Our children are blessed to have a godly heritage on both sides of their family.  My DH parents met in college and raised a family of 9 children together.  They are both still living.  They currently reside in NM with a daughter and her family.  Bill worked as a science and Math teacher in the inner city for 30 years.  Then they retired and went to work at the New Tribes Flight training base in AZ for the next 18 years. Dad did maintenance and Mom ran the library and had other duties.  My father in law spent much time holding Bible Studies with prisoners in Arizona.  He would go to the jails as often as 10 times a week.  This picture was taken at one of their last visits to our house.  They are no longer able to travel up to Ohio.  They are in their mid eighties.  Now we go as often as we can to visit them!

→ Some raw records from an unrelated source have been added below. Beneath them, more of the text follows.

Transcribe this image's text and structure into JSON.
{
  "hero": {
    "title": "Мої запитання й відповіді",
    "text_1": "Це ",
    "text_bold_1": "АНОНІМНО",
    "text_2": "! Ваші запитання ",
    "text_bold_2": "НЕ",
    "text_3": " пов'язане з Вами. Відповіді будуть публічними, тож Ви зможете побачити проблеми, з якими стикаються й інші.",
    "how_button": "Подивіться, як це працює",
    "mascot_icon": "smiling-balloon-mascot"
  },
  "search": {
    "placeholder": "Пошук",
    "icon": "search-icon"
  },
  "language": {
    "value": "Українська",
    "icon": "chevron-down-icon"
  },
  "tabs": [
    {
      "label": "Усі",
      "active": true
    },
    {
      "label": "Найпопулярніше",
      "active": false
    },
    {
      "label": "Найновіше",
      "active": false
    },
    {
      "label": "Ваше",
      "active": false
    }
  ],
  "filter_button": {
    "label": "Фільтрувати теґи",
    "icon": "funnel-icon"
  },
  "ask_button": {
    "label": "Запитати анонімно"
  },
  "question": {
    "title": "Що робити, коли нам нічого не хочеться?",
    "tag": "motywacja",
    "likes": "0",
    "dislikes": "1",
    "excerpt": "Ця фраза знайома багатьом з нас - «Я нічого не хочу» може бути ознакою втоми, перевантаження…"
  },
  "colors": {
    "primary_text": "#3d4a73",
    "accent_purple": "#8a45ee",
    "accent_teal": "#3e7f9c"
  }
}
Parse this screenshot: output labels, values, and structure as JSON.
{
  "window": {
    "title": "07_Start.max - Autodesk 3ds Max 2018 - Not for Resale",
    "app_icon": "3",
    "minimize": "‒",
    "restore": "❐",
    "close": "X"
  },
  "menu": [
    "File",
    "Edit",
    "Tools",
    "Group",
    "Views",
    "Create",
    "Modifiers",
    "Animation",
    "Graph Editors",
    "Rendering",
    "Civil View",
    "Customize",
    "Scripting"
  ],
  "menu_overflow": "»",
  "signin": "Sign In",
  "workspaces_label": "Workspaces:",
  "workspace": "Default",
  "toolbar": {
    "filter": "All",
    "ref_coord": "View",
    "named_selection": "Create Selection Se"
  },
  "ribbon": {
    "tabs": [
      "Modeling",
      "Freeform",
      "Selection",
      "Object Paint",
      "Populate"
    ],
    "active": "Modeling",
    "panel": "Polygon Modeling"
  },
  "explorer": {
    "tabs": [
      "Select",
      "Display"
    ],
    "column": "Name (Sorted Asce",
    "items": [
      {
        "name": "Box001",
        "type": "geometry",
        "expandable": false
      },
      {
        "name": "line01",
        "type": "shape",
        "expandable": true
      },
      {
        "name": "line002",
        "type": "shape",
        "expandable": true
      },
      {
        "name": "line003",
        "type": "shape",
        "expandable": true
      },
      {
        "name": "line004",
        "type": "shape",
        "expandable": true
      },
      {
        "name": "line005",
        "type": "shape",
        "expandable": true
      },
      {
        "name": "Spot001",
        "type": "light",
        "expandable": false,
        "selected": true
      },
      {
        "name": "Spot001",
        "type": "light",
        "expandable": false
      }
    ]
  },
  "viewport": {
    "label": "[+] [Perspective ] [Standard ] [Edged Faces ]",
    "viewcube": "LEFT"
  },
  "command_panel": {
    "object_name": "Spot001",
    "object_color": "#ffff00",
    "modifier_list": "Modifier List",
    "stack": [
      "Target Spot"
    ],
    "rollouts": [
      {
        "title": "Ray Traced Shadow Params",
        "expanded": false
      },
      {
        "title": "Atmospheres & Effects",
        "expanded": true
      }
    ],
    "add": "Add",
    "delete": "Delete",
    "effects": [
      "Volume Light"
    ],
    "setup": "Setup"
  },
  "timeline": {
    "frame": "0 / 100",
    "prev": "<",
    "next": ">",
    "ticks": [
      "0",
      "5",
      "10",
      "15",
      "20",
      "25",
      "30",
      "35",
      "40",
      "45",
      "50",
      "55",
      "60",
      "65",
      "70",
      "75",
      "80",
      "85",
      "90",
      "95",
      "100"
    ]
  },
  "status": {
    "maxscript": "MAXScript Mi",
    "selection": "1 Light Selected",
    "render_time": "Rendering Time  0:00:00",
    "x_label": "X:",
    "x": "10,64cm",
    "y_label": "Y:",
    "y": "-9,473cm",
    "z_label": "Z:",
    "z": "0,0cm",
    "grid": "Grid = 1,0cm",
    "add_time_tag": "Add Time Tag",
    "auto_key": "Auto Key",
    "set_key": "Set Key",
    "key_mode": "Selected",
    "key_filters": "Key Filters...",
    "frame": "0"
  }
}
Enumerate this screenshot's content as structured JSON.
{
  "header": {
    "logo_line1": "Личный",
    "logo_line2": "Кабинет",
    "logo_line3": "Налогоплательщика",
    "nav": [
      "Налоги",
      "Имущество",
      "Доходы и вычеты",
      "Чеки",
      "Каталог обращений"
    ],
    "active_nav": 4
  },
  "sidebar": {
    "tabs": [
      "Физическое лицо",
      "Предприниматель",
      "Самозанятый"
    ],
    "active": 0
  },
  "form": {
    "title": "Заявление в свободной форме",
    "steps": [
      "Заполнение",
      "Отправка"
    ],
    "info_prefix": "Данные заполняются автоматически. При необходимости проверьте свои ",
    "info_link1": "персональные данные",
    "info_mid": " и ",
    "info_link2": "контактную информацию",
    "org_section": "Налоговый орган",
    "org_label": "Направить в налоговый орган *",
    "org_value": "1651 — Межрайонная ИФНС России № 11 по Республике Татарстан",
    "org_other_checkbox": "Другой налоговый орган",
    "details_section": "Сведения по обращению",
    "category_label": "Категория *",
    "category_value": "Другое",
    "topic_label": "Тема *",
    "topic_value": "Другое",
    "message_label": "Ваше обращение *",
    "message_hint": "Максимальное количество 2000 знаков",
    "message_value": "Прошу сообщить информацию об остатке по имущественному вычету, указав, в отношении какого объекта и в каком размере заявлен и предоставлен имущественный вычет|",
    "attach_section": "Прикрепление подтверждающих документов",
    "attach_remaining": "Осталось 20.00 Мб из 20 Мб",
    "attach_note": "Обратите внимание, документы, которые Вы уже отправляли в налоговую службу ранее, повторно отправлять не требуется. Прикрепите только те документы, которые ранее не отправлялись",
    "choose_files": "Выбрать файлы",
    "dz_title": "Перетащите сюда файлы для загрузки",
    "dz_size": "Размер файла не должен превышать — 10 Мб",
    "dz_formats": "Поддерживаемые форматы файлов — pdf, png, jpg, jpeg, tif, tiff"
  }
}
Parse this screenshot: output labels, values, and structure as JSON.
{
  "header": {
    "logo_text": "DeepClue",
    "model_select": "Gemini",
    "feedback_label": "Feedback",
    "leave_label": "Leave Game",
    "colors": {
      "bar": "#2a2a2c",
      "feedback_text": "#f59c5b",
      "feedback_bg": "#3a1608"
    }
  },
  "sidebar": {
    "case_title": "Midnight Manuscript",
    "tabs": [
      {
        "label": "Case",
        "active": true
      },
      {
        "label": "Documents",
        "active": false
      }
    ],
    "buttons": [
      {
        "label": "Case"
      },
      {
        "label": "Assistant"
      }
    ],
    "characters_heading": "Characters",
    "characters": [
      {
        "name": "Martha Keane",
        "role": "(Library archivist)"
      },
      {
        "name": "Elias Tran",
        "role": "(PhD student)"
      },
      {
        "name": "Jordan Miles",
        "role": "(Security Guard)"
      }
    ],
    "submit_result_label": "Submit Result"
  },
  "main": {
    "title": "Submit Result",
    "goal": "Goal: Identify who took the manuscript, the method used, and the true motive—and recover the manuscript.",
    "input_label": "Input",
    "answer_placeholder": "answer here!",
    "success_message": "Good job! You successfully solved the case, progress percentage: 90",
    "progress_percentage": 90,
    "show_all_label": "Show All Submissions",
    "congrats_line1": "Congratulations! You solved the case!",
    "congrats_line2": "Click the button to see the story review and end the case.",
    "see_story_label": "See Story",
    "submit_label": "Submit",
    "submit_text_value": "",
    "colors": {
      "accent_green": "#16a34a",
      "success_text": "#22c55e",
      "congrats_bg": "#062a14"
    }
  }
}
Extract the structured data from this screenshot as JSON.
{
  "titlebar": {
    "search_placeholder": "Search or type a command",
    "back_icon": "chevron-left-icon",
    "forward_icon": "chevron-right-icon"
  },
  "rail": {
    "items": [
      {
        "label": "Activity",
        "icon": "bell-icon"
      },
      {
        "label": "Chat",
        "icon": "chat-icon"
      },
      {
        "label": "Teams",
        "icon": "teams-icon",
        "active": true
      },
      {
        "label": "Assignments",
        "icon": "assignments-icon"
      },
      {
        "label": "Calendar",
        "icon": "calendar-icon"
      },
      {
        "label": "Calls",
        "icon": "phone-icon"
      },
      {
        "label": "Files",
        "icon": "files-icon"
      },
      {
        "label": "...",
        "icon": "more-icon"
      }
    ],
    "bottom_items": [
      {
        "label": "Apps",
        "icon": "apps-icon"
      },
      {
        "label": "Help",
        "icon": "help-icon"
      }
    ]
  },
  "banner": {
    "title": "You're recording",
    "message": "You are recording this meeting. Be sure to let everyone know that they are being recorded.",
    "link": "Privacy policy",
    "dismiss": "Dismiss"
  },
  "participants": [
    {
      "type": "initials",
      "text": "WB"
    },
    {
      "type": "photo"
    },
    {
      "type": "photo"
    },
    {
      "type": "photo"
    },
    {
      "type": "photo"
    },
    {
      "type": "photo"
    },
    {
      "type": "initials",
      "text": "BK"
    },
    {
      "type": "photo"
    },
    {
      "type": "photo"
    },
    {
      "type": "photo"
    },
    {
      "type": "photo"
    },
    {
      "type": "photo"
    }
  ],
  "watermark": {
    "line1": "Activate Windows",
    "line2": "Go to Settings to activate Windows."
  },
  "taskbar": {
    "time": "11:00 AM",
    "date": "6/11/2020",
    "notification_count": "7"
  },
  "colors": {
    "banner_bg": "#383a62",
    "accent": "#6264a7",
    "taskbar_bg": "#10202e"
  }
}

This is an old picture of my Dad's family (me and the guys).  The oldest looking gentleman was my Dad's grandfather.  Then my Grandpa Austin Reader next to him.  On the left side is my uncle Paul and his son Tim and then in the middle on the floor is my Dad's youngest brother, David.  When my Dad was 13 Grandpa bought a farm right on SR303.  My dad remembers with great fondness those years of living on the farm.  Grandpa had his own hanger and airstrip on the farm and taught my Dad to fly as a teenager.  They had horses and a nice pond.  If I remember this right.... Grandpa started his working life working in a bicycle shop.  Then he worked for Goodyear tire and Rubber.  His final career was working for NACA ( which later became NASA).  He was well known for his inventiveness.  He often took principles and things he learned while working in the bicycle shop and applied them to spacecraft and rockets.  He was a very bright man ( and so are all his children).  He struggled with heart problems and high blood pressure all his life.  He had one of the first open heart surgeries done at the Cleveland Clinic.  He died of a massive heart attack at the age of 54 while saying grace over dinner.

This is My Grandma and Grandpa Reader at their farm.  I have very little memory of them together as I was only 4 when Grandpa died.  I do remember my dad taking me out to visit at the farm when I was a young child.  Mom and my sister would take a nap and we would go off to play at the farm.

After Grandpa died,  Grandma kind of lost her anchor in life.  She left the farm and bought a house and stayed there until her youngest finished high school.  Then she became a travel agent and travelled all over the world.  Israel was one of her favorite places to go. She also went all over Europe.  She moved to florida and was in the Clearwater area.  She moved from apartment to apartment.  She was robbed frequently.  One time her son was going to be coming home on furlough (he was in the navy) while she was on a trip.  She hid all her valuables, but she wanted him to know where she had hid them so he could use the TV etc when he got there.  So she left him a note.  She was robbed again before he got there, and everything on the note was taken, But at least the thieves didn't have to mess up the house to locate it.  She was a smart lady though.  Another time, she was home alone when thieves were trying to break in.  She hollered loudly, "David, get your gun, someone's trying to break in!"  They left in a hurry!
Grandma was an incredibly gifted knitter. Grandma would knit a sweater EVERY week during WWII.  All the ladies would get together and knit wool sweaters for the sailors. Grandma spent her last years near-by. Visits with Grandma were always fun and unique. She was a wildly creative lady.  Her projects (and food) either ended up amazing or terrible.  There was no middle ground. Mom and Dad took care of her and then she ended up at a nursing home when her dementia worsened.  She lived to be almost 90.


These are my parents.  They have been wonderful parents.  One of the neatest things in my life has been to see God work and change their lives through the years.  They have taught me much about faithfulness and hospitality.  My children have been privileged to grow up near them. 

 I know my children will always look back with fond memories to the times they got to spend with their grandparents... on both sides!
I know I do!

1 comment:

  1. Wonderful post! Beautiful tribute! I learned a lot of things as I was too young to share many of these memories.